2013 - Ongoing
"Palestina in the Snow" is a comprehensive title to an ongoing body of works since 2013. My motivation in this merge is to encompass two main projects ("Skvaznak" and "Venus in Palestina"), that explore my autobiographical and cultural background, full of forced tensions: between the Russian and the Israeli, the feminine and the masculine, belonging and foreignness, the snow and the desert. Interweaving these polar opposites is made possible thanks to the photographic medium’s ability to act as a moment-generating machine, and due to its inherent manipulative dimension. Each image is based on a predetermined narrative, which dictates the current identity of the photographed, her place within the landscape and the manner in which she is photographed.
The frames document staged gestures of a performative essence in relation to the photographed landscape, its political and formative contexts. The ‘decisive moment’ in which the photograph is taken marks the death of these very gestures, which will never recur in any other context. The use of a medium analogical format underscores that photography is a morbid apparatus, much like the issues of belonging, history and identity that I explore.
"Palestina in the Snow" is an intimate laboratory in which I examine issues of identity, femininity and culture; a flexible simulacra of alternative memories and history.
During the course of my work I ask to cope with the ‘social mutation’ that is as the heart of the Israeli society, whilst creating a parallel between it and photography, which itself also acts as a hybrid in the art field.
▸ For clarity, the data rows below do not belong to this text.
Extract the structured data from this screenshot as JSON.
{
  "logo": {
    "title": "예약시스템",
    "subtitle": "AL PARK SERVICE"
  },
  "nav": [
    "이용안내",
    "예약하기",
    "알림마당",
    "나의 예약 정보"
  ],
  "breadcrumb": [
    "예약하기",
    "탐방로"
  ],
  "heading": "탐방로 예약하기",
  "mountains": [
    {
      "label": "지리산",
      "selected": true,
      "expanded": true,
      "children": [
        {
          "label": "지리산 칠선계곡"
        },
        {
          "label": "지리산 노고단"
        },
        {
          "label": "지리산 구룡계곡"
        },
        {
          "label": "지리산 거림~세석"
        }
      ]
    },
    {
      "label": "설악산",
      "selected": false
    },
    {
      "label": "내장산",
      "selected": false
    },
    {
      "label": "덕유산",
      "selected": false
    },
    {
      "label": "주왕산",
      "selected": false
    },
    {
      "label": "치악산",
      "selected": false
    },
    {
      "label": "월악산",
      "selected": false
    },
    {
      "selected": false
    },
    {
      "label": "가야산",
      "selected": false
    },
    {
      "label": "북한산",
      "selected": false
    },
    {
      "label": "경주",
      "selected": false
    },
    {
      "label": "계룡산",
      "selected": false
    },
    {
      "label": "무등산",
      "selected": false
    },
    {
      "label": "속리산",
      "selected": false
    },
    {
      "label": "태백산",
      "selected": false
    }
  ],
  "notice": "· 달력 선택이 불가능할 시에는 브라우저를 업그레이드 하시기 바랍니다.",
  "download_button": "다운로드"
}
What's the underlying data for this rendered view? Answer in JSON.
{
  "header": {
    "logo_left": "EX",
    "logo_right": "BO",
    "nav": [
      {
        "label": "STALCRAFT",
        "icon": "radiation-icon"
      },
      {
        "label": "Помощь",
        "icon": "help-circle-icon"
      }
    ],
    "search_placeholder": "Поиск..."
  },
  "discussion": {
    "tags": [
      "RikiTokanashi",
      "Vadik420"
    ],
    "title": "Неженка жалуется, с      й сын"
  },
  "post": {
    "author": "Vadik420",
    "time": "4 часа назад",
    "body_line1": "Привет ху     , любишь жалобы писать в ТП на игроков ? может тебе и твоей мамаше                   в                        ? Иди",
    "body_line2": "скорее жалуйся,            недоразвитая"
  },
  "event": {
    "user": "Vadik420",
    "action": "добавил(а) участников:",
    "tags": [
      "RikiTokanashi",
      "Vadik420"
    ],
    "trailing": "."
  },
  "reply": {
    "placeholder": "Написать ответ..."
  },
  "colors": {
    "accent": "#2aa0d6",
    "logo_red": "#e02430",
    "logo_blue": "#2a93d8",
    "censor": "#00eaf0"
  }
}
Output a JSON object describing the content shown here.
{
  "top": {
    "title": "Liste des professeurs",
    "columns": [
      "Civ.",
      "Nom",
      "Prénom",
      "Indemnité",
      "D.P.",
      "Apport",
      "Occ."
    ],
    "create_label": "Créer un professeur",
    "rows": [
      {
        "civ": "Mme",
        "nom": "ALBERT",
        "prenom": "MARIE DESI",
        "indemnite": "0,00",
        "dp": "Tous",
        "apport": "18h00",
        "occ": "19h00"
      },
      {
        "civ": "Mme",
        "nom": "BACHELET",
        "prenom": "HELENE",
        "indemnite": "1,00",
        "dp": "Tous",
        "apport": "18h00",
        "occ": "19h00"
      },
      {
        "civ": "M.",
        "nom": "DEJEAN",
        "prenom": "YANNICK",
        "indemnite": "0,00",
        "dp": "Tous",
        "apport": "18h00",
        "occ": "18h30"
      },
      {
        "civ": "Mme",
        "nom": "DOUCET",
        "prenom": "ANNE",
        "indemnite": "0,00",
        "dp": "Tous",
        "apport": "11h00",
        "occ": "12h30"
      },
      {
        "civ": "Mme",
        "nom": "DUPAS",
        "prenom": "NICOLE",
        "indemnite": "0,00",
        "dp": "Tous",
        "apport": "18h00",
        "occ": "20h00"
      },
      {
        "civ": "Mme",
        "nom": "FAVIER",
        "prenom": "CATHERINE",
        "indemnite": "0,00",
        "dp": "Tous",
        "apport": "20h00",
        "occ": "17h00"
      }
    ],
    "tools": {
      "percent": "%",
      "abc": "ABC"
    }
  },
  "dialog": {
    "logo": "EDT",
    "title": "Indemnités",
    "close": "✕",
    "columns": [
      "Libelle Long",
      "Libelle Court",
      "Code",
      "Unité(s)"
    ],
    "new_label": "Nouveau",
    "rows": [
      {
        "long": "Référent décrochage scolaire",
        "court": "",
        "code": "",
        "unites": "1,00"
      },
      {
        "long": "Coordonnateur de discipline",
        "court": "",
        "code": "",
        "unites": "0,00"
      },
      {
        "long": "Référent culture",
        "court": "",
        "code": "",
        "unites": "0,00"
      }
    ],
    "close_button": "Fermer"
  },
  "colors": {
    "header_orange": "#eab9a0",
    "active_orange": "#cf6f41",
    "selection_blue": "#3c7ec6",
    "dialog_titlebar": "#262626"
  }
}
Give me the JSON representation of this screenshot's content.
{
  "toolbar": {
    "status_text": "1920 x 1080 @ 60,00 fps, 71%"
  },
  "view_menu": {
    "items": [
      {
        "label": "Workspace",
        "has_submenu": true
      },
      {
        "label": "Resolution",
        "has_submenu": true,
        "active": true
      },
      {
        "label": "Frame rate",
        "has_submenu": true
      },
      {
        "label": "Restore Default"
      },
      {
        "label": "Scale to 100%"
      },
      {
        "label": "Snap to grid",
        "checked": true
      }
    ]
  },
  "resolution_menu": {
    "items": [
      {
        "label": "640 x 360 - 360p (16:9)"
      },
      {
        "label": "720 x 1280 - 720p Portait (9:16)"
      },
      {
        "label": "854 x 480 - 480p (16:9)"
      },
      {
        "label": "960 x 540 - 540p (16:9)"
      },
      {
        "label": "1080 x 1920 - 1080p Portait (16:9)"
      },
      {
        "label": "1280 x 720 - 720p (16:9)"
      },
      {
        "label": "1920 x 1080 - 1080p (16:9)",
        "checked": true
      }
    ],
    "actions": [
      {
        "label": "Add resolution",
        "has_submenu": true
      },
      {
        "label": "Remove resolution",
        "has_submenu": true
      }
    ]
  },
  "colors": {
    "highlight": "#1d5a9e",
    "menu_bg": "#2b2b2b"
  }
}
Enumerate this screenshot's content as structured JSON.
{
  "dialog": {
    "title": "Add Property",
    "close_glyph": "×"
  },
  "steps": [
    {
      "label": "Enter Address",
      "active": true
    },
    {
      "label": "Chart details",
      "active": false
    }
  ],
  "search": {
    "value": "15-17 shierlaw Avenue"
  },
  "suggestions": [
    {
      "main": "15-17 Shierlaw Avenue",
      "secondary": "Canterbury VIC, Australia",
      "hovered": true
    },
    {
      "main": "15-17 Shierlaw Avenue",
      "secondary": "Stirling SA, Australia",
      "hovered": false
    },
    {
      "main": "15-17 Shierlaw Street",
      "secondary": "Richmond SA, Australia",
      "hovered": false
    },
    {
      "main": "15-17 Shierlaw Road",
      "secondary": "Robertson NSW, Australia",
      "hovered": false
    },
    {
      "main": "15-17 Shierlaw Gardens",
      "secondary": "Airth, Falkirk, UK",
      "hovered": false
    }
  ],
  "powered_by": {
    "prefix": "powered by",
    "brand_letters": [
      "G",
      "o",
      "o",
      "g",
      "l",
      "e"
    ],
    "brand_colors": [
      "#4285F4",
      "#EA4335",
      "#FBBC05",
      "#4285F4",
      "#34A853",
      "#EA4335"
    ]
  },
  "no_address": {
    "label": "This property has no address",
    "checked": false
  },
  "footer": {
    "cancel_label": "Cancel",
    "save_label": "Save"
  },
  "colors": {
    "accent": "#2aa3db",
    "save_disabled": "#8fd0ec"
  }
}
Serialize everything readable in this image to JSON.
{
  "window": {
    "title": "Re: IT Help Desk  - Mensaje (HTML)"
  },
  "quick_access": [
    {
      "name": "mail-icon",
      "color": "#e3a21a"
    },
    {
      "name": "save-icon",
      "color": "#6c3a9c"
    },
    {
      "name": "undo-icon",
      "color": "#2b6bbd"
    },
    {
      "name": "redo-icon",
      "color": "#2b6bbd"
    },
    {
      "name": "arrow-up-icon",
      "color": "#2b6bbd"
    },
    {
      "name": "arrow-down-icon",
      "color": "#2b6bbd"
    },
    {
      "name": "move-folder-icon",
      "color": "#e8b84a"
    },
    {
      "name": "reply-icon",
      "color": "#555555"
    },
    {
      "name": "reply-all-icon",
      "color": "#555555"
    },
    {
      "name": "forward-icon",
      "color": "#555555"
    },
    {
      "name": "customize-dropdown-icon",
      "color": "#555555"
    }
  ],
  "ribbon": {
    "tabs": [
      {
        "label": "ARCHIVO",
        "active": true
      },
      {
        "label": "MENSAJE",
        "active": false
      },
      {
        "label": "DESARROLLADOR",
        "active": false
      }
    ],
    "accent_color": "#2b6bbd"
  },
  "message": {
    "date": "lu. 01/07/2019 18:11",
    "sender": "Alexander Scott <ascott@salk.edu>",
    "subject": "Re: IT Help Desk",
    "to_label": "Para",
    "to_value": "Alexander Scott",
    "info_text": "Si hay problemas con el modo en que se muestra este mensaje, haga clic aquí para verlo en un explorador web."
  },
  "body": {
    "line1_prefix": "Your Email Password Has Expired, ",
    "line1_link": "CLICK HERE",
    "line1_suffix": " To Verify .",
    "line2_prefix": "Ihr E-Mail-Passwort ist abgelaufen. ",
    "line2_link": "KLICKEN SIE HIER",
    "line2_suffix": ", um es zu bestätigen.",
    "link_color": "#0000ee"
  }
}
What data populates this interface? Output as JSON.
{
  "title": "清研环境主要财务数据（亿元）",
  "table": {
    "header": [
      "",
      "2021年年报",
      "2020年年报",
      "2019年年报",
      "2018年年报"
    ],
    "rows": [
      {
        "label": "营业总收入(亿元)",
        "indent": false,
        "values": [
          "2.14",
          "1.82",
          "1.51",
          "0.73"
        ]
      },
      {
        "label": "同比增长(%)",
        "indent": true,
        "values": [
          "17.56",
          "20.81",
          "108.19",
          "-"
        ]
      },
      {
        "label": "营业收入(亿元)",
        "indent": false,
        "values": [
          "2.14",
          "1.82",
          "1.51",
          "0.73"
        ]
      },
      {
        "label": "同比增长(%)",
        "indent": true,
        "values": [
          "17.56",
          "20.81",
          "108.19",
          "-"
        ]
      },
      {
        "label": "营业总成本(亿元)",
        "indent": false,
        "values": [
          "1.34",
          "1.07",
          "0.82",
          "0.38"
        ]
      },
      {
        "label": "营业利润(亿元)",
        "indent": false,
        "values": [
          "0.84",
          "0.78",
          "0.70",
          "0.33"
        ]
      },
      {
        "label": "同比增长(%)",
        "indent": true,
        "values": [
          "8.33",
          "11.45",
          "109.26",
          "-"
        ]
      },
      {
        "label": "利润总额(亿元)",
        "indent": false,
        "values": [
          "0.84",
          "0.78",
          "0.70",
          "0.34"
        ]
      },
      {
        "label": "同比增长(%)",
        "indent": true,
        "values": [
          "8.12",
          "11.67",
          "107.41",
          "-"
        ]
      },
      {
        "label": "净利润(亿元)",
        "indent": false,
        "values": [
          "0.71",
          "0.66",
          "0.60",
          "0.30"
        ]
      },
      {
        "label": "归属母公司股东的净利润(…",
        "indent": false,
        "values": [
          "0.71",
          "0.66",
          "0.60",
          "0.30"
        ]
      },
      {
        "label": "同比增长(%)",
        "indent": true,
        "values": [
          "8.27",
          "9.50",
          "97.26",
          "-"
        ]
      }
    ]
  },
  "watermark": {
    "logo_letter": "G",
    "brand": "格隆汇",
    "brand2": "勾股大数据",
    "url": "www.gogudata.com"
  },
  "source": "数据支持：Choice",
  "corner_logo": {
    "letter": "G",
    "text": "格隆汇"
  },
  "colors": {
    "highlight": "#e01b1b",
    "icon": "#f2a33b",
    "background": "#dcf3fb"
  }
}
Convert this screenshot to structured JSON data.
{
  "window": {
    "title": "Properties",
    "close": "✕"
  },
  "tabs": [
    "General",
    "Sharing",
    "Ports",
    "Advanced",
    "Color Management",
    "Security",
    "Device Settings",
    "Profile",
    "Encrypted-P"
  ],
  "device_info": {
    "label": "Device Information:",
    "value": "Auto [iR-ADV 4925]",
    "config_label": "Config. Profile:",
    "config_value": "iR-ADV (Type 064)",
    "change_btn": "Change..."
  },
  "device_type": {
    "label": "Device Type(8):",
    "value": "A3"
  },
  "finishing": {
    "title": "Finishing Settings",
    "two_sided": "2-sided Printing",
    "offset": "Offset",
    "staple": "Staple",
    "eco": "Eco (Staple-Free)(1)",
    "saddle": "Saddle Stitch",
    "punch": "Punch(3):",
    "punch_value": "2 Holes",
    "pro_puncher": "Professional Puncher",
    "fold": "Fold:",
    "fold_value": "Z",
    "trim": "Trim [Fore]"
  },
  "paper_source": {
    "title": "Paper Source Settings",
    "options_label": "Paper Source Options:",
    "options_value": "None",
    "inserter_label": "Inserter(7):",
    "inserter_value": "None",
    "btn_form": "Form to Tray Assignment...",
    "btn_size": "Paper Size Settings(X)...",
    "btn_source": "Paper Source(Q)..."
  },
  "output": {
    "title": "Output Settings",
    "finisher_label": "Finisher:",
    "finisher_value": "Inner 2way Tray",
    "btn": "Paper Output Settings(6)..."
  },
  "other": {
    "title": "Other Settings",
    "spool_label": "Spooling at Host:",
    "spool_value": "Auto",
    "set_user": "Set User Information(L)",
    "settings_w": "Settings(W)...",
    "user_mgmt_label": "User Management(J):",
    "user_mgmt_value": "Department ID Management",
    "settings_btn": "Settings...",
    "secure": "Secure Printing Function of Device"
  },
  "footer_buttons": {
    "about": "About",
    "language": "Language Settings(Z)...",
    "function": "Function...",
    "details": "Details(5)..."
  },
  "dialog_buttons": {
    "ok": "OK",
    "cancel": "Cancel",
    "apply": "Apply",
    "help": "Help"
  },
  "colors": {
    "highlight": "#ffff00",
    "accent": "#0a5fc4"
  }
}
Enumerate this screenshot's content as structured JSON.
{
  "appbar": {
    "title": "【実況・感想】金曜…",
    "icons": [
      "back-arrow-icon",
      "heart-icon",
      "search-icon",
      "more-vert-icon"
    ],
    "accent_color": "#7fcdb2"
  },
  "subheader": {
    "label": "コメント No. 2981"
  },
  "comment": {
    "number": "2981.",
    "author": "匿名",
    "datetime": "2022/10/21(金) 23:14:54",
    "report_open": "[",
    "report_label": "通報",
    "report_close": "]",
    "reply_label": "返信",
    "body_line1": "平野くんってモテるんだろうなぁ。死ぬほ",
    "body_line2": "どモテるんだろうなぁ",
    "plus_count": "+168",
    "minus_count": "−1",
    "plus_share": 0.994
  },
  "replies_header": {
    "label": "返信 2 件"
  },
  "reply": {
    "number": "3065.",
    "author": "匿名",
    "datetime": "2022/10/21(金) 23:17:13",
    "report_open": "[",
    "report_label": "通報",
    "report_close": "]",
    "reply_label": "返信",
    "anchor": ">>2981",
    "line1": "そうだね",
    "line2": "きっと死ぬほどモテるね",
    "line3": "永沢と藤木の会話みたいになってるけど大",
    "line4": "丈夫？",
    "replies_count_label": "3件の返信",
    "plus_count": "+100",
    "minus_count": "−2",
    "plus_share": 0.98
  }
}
"Skvaznak" ('strong wind' in Russian), 2013-2014
- “In my mind she is still slamming the small kitchen window to protect me from the wind, that mystical gust of intensity and darkness, that wandered in our wake the 5 thousands kilometers separating Kiev and the Kiryat Yam Absorption Center in Israel. I was a fatherless girl and I wanted to know everything. The absence pulsated in our lives like a second heart, a constant persistent presence of abandonment and longing”.
My BFA graduation project composed of fictional scenes taken in several locations. During the course of my work I sought for abandon territories, marginal and unrecognizable. The action of self-photographing constitutes my claiming for taking place – a privilege that was excluded from me so far.
The works contain symbolic motives of femininity, Russian culture, and immigration – so that the everyday stereotypes I carried became to be strengths. The use of release cable highlights my control of the decisive moment, in which the frame was created. The visibility of our bodies’ changed the scenery during the fragile second of shooting, and marked our presence on the historical and geographical line. I was able to rewrite my private connotations of history and territory.
"Venus in Palestina" (2016 – present)
This ongoing series asks to examine the differences between the terms 'citizen' and 'subject' (terms associated to photography by artist Jeff Wall) through the photographic medium, in the midst of Palestinian territory charged with political and historical connotations. During my lifespan in Israel I always felt like an alien, not a citizen free to roam and shape the land. Thus, every photograph is an effort to claim back and mark territory; the photographic act immortalizes my presence in the landscape and marks a physical spot on the historical and geographic axes.
Although composed of self-portraits, the series attempts to free itself from biographical and theatrical rationale: the photographed character aspires to embody women as a whole, not to represent a singular nor specific woman.
An additional facet to "Venus in Palestina" is the link created between femininity and the earth: both are devoid of autonomy ‘invite’ others to conquer them. Moreover, each image aspires to contain two dimensions: the aesthetic and the ideological-historical. On the one hand there is a motivation to create a sensual image that will seduce the spectator and on the other, hides the political aspect that pushes him away.
The use of a timer detaches me from the camera and creates a thread between the photographed figure and the one who photographs.
*All the works are made with Hasselblad film camera.